Notre premier impératif n’a jamais été négociable : protéger votre santé, réussir à soigner tout le monde, à tout moment, partout sur notre territoire. Cela veut dire aussi protéger notre système de santé en évitant l’engorgement des services hospitaliers et en aidant nos soignants qui accomplissent depuis des mois leur mission avec un dévouement et un engagement admirables. Je vais les voir très régulièrement sur leurs lieux de travail, encore deux fois cette semaine, d’abord pour les écouter, ensuite pour leur apporter l’entier soutien de l’Etat et de la Nation.
Notre deuxième exigence, c’est le devoir de vérité. C’est la condition de la confiance, sans laquelle aucune mobilisation collective n’est possible. Car, oui, face à ce virus, nous devons tenir ensemble, et nous réussirons ensemble, en nous appuyant sur la vigilance et l’esprit de responsabilité de chacune et de chacun de vous.
Ce devoir de vérité m’oblige à vous dire ce soir que la situation sanitaire de notre pays s’est dégradée au cours des derniers jours.
Nous avons compté hier plus de 30 000 cas positifs, un chiffre que nous n’avions plus atteint depuis novembre dernier.
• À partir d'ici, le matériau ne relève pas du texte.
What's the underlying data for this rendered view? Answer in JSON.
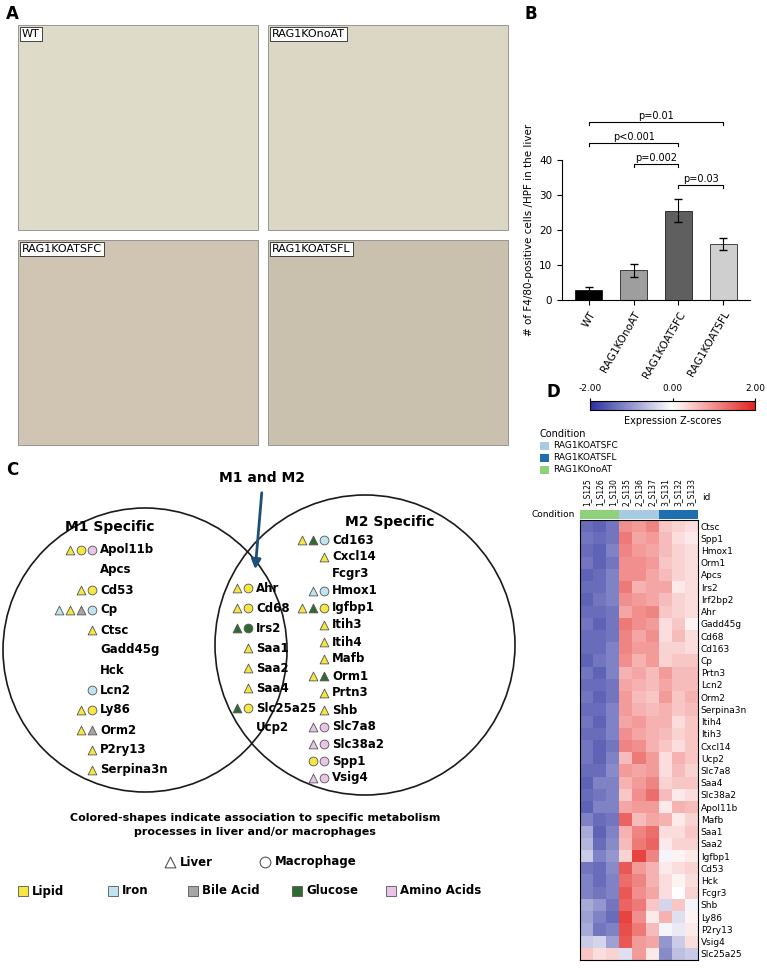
{
  "panel_labels": [
    "A",
    "B",
    "C",
    "D"
  ],
  "micrographs": {
    "labels": [
      "WT",
      "RAG1KOnoAT",
      "RAG1KOATSFC",
      "RAG1KOATSFL"
    ]
  },
  "chart_data": [
    {
      "type": "bar",
      "ylabel": "# of F4/80-positive cells /HPF in the liver",
      "categories": [
        "WT",
        "RAG1KOnoAT",
        "RAG1KOATSFC",
        "RAG1KOATSFL"
      ],
      "values": [
        3,
        8.5,
        25.5,
        16
      ],
      "errors": [
        0.6,
        1.8,
        3.3,
        1.6
      ],
      "colors": [
        "#000000",
        "#9e9e9e",
        "#5f5f5f",
        "#cfcfcf"
      ],
      "ylim": [
        0,
        40
      ],
      "yticks": [
        0,
        10,
        20,
        30,
        40
      ],
      "annotations": [
        {
          "from": "RAG1KOATSFC",
          "to": "RAG1KOATSFL",
          "text": "p=0.03"
        },
        {
          "from": "RAG1KOnoAT",
          "to": "RAG1KOATSFC",
          "text": "p=0.002"
        },
        {
          "from": "WT",
          "to": "RAG1KOATSFC",
          "text": "p<0.001"
        },
        {
          "from": "WT",
          "to": "RAG1KOATSFL",
          "text": "p=0.01"
        }
      ]
    },
    {
      "type": "heatmap",
      "tick_labels": "y",
      "id_label": "id",
      "condition_label": "Condition",
      "x": [
        "1_S125",
        "1_S126",
        "1_S130",
        "2_S135",
        "2_S136",
        "2_S137",
        "3_S131",
        "3_S132",
        "3_S133"
      ],
      "conditions": [
        "RAG1KOnoAT",
        "RAG1KOnoAT",
        "RAG1KOnoAT",
        "RAG1KOATSFC",
        "RAG1KOATSFC",
        "RAG1KOATSFC",
        "RAG1KOATSFL",
        "RAG1KOATSFL",
        "RAG1KOATSFL"
      ],
      "condition_legend": [
        {
          "name": "RAG1KOATSFC",
          "color": "#a6cbe3"
        },
        {
          "name": "RAG1KOATSFL",
          "color": "#1f6fb0"
        },
        {
          "name": "RAG1KOnoAT",
          "color": "#8fd07a"
        }
      ],
      "y": [
        "Ctsc",
        "Spp1",
        "Hmox1",
        "Orm1",
        "Apcs",
        "Irs2",
        "Irf2bp2",
        "Ahr",
        "Gadd45g",
        "Cd68",
        "Cd163",
        "Cp",
        "Prtn3",
        "Lcn2",
        "Orm2",
        "Serpina3n",
        "Itih4",
        "Itih3",
        "Cxcl14",
        "Ucp2",
        "Slc7a8",
        "Saa4",
        "Slc38a2",
        "Apol11b",
        "Mafb",
        "Saa1",
        "Saa2",
        "Igfbp1",
        "Cd53",
        "Hck",
        "Fcgr3",
        "Shb",
        "Ly86",
        "P2ry13",
        "Vsig4",
        "Slc25a25"
      ],
      "values": [
        [
          -1.4,
          -1.5,
          -1.3,
          1.0,
          0.9,
          1.1,
          0.5,
          0.4,
          0.3
        ],
        [
          -1.3,
          -1.4,
          -1.3,
          1.2,
          0.8,
          0.9,
          0.6,
          0.3,
          0.2
        ],
        [
          -1.4,
          -1.5,
          -1.2,
          1.1,
          0.9,
          0.8,
          0.6,
          0.4,
          0.3
        ],
        [
          -1.3,
          -1.5,
          -1.3,
          1.0,
          1.0,
          0.9,
          0.5,
          0.4,
          0.3
        ],
        [
          -1.5,
          -1.4,
          -1.2,
          1.0,
          1.0,
          0.8,
          0.6,
          0.4,
          0.3
        ],
        [
          -1.4,
          -1.4,
          -1.2,
          1.2,
          0.7,
          0.8,
          0.8,
          0.2,
          0.3
        ],
        [
          -1.5,
          -1.3,
          -1.2,
          1.0,
          0.9,
          0.8,
          0.6,
          0.4,
          0.3
        ],
        [
          -1.4,
          -1.4,
          -1.3,
          0.8,
          1.0,
          1.1,
          0.5,
          0.4,
          0.3
        ],
        [
          -1.3,
          -1.5,
          -1.3,
          1.2,
          1.0,
          0.9,
          0.3,
          0.5,
          0.1
        ],
        [
          -1.4,
          -1.4,
          -1.3,
          1.1,
          0.8,
          1.0,
          0.3,
          0.6,
          0.3
        ],
        [
          -1.4,
          -1.4,
          -1.2,
          1.1,
          0.9,
          0.9,
          0.4,
          0.4,
          0.3
        ],
        [
          -1.5,
          -1.3,
          -1.2,
          1.0,
          0.7,
          0.9,
          0.4,
          0.5,
          0.5
        ],
        [
          -1.3,
          -1.5,
          -1.2,
          0.7,
          0.8,
          0.6,
          0.9,
          0.6,
          0.6
        ],
        [
          -1.4,
          -1.4,
          -1.3,
          0.8,
          0.7,
          0.6,
          0.8,
          0.6,
          0.6
        ],
        [
          -1.3,
          -1.5,
          -1.3,
          0.9,
          0.6,
          0.5,
          0.9,
          0.5,
          0.7
        ],
        [
          -1.4,
          -1.4,
          -1.2,
          0.9,
          0.7,
          0.6,
          0.7,
          0.5,
          0.6
        ],
        [
          -1.3,
          -1.5,
          -1.2,
          0.8,
          0.9,
          0.7,
          0.7,
          0.3,
          0.5
        ],
        [
          -1.4,
          -1.4,
          -1.2,
          1.0,
          0.8,
          0.7,
          0.6,
          0.4,
          0.5
        ],
        [
          -1.3,
          -1.5,
          -1.3,
          1.1,
          1.0,
          0.7,
          0.5,
          0.3,
          0.5
        ],
        [
          -1.3,
          -1.5,
          -1.2,
          0.6,
          1.2,
          0.9,
          0.3,
          0.7,
          0.5
        ],
        [
          -1.4,
          -1.4,
          -1.1,
          0.9,
          0.8,
          0.9,
          0.3,
          0.6,
          0.4
        ],
        [
          -1.5,
          -1.2,
          -1.2,
          0.7,
          0.9,
          1.1,
          0.4,
          0.5,
          0.5
        ],
        [
          -1.4,
          -1.3,
          -1.2,
          0.5,
          1.0,
          1.3,
          0.6,
          0.2,
          0.3
        ],
        [
          -1.5,
          -1.2,
          -1.2,
          0.8,
          0.9,
          0.9,
          0.2,
          0.7,
          0.6
        ],
        [
          -1.2,
          -1.4,
          -1.3,
          1.4,
          0.6,
          0.8,
          0.7,
          0.2,
          0.4
        ],
        [
          -0.8,
          -1.5,
          -1.2,
          0.7,
          1.1,
          1.3,
          0.3,
          0.3,
          0.5
        ],
        [
          -0.7,
          -1.4,
          -1.1,
          0.6,
          1.2,
          1.4,
          0.2,
          0.4,
          0.4
        ],
        [
          -0.5,
          -1.2,
          -1.0,
          0.4,
          1.7,
          1.1,
          -0.1,
          0.1,
          0.2
        ],
        [
          -1.3,
          -1.4,
          -1.1,
          1.5,
          0.9,
          0.7,
          0.2,
          0.3,
          0.4
        ],
        [
          -1.2,
          -1.4,
          -1.2,
          1.3,
          1.1,
          0.7,
          0.3,
          0.1,
          0.3
        ],
        [
          -1.2,
          -1.3,
          -1.2,
          1.5,
          1.0,
          0.8,
          0.3,
          0.0,
          0.4
        ],
        [
          -0.8,
          -1.0,
          -1.3,
          1.4,
          1.2,
          0.5,
          -0.4,
          0.5,
          -0.1
        ],
        [
          -0.9,
          -1.2,
          -1.4,
          1.7,
          1.0,
          0.2,
          0.7,
          -0.3,
          0.1
        ],
        [
          -0.8,
          -1.3,
          -1.2,
          1.6,
          1.2,
          0.6,
          -0.1,
          -0.2,
          0.2
        ],
        [
          -0.5,
          -0.4,
          -0.9,
          1.5,
          0.9,
          0.8,
          -1.0,
          -0.5,
          0.3
        ],
        [
          0.5,
          0.3,
          0.4,
          -0.3,
          0.9,
          0.2,
          -1.1,
          -0.6,
          -0.5
        ]
      ],
      "colorbar": {
        "label": "Expression Z-scores",
        "range": [
          -2,
          2
        ],
        "ticks": [
          {
            "value": -2,
            "label": "-2.00"
          },
          {
            "value": 0,
            "label": "0.00"
          },
          {
            "value": 2,
            "label": "2.00"
          }
        ]
      }
    }
  ],
  "diagram": {
    "left_title": "M1 Specific",
    "right_title": "M2 Specific",
    "center_title": "M1 and M2",
    "left": [
      {
        "gene": "Apol11b",
        "marks": [
          [
            "Liver",
            "Lipid"
          ],
          [
            "Macrophage",
            "Lipid"
          ],
          [
            "Macrophage",
            "Amino Acids"
          ]
        ]
      },
      {
        "gene": "Apcs",
        "marks": []
      },
      {
        "gene": "Cd53",
        "marks": [
          [
            "Liver",
            "Lipid"
          ],
          [
            "Macrophage",
            "Lipid"
          ]
        ]
      },
      {
        "gene": "Cp",
        "marks": [
          [
            "Liver",
            "Iron"
          ],
          [
            "Liver",
            "Lipid"
          ],
          [
            "Liver",
            "Bile Acid"
          ],
          [
            "Macrophage",
            "Iron"
          ]
        ]
      },
      {
        "gene": "Ctsc",
        "marks": [
          [
            "Liver",
            "Lipid"
          ]
        ]
      },
      {
        "gene": "Gadd45g",
        "marks": []
      },
      {
        "gene": "Hck",
        "marks": []
      },
      {
        "gene": "Lcn2",
        "marks": [
          [
            "Macrophage",
            "Iron"
          ]
        ]
      },
      {
        "gene": "Ly86",
        "marks": [
          [
            "Liver",
            "Lipid"
          ],
          [
            "Macrophage",
            "Lipid"
          ]
        ]
      },
      {
        "gene": "Orm2",
        "marks": [
          [
            "Liver",
            "Lipid"
          ],
          [
            "Liver",
            "Bile Acid"
          ]
        ]
      },
      {
        "gene": "P2ry13",
        "marks": [
          [
            "Liver",
            "Lipid"
          ]
        ]
      },
      {
        "gene": "Serpina3n",
        "marks": [
          [
            "Liver",
            "Lipid"
          ]
        ]
      }
    ],
    "center": [
      {
        "gene": "Ahr",
        "marks": [
          [
            "Liver",
            "Lipid"
          ],
          [
            "Macrophage",
            "Lipid"
          ]
        ]
      },
      {
        "gene": "Cd68",
        "marks": [
          [
            "Liver",
            "Lipid"
          ],
          [
            "Macrophage",
            "Lipid"
          ]
        ]
      },
      {
        "gene": "Irs2",
        "marks": [
          [
            "Liver",
            "Glucose"
          ],
          [
            "Macrophage",
            "Glucose"
          ]
        ]
      },
      {
        "gene": "Saa1",
        "marks": [
          [
            "Liver",
            "Lipid"
          ]
        ]
      },
      {
        "gene": "Saa2",
        "marks": [
          [
            "Liver",
            "Lipid"
          ]
        ]
      },
      {
        "gene": "Saa4",
        "marks": [
          [
            "Liver",
            "Lipid"
          ]
        ]
      },
      {
        "gene": "Slc25a25",
        "marks": [
          [
            "Liver",
            "Glucose"
          ],
          [
            "Macrophage",
            "Lipid"
          ]
        ]
      },
      {
        "gene": "Ucp2",
        "marks": []
      }
    ],
    "right": [
      {
        "gene": "Cd163",
        "marks": [
          [
            "Liver",
            "Lipid"
          ],
          [
            "Liver",
            "Glucose"
          ],
          [
            "Macrophage",
            "Iron"
          ]
        ]
      },
      {
        "gene": "Cxcl14",
        "marks": [
          [
            "Liver",
            "Lipid"
          ]
        ]
      },
      {
        "gene": "Fcgr3",
        "marks": []
      },
      {
        "gene": "Hmox1",
        "marks": [
          [
            "Liver",
            "Iron"
          ],
          [
            "Macrophage",
            "Iron"
          ]
        ]
      },
      {
        "gene": "Igfbp1",
        "marks": [
          [
            "Liver",
            "Lipid"
          ],
          [
            "Liver",
            "Glucose"
          ],
          [
            "Macrophage",
            "Lipid"
          ]
        ]
      },
      {
        "gene": "Itih3",
        "marks": [
          [
            "Liver",
            "Lipid"
          ]
        ]
      },
      {
        "gene": "Itih4",
        "marks": [
          [
            "Liver",
            "Lipid"
          ]
        ]
      },
      {
        "gene": "Mafb",
        "marks": [
          [
            "Liver",
            "Lipid"
          ]
        ]
      },
      {
        "gene": "Orm1",
        "marks": [
          [
            "Liver",
            "Lipid"
          ],
          [
            "Liver",
            "Glucose"
          ]
        ]
      },
      {
        "gene": "Prtn3",
        "marks": [
          [
            "Liver",
            "Lipid"
          ]
        ]
      },
      {
        "gene": "Shb",
        "marks": [
          [
            "Liver",
            "Lipid"
          ]
        ]
      },
      {
        "gene": "Slc7a8",
        "marks": [
          [
            "Liver",
            "Amino Acids"
          ],
          [
            "Macrophage",
            "Amino Acids"
          ]
        ]
      },
      {
        "gene": "Slc38a2",
        "marks": [
          [
            "Liver",
            "Amino Acids"
          ],
          [
            "Macrophage",
            "Amino Acids"
          ]
        ]
      },
      {
        "gene": "Spp1",
        "marks": [
          [
            "Macrophage",
            "Lipid"
          ],
          [
            "Macrophage",
            "Amino Acids"
          ]
        ]
      },
      {
        "gene": "Vsig4",
        "marks": [
          [
            "Liver",
            "Amino Acids"
          ],
          [
            "Macrophage",
            "Amino Acids"
          ]
        ]
      }
    ],
    "caption": [
      "Colored-shapes indicate association to specific metabolism",
      "processes in liver and/or macrophages"
    ],
    "shape_legend": [
      {
        "name": "Liver",
        "marker": "triangle"
      },
      {
        "name": "Macrophage",
        "marker": "circle"
      }
    ],
    "color_legend": [
      {
        "name": "Lipid",
        "color": "#f5e642"
      },
      {
        "name": "Iron",
        "color": "#bfe3f0"
      },
      {
        "name": "Bile Acid",
        "color": "#a6a6a6"
      },
      {
        "name": "Glucose",
        "color": "#2e6b30"
      },
      {
        "name": "Amino Acids",
        "color": "#e8c4e6"
      }
    ]
  }
}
Après plusieurs mois marqués par un plateau se situant entre 15 000 et 20 000 cas par jour, le virus gagne de nouveau du terrain depuis une semaine.
Le virus progresse en France, comme presque partout en Europe – je pense à l’Allemagne, à la Belgique, aux Pays-Bas ou à l’Italie, même dans les pays qui ont confiné. Comme chez nous, il se passe quelque chose depuis quelques jours.
Dans tous ces pays, l’explication la plus évidente tient à l’apparition de cette nouvelle forme du virus, que l’on appelle les souches variantes, dont nous mesurons la progression jour après jour. La plus répandue dans notre pays, vous le savez, est de loin celle dite du variant anglais qui concerne désormais à peu près la moitié des personnes atteintes de la Covid en France.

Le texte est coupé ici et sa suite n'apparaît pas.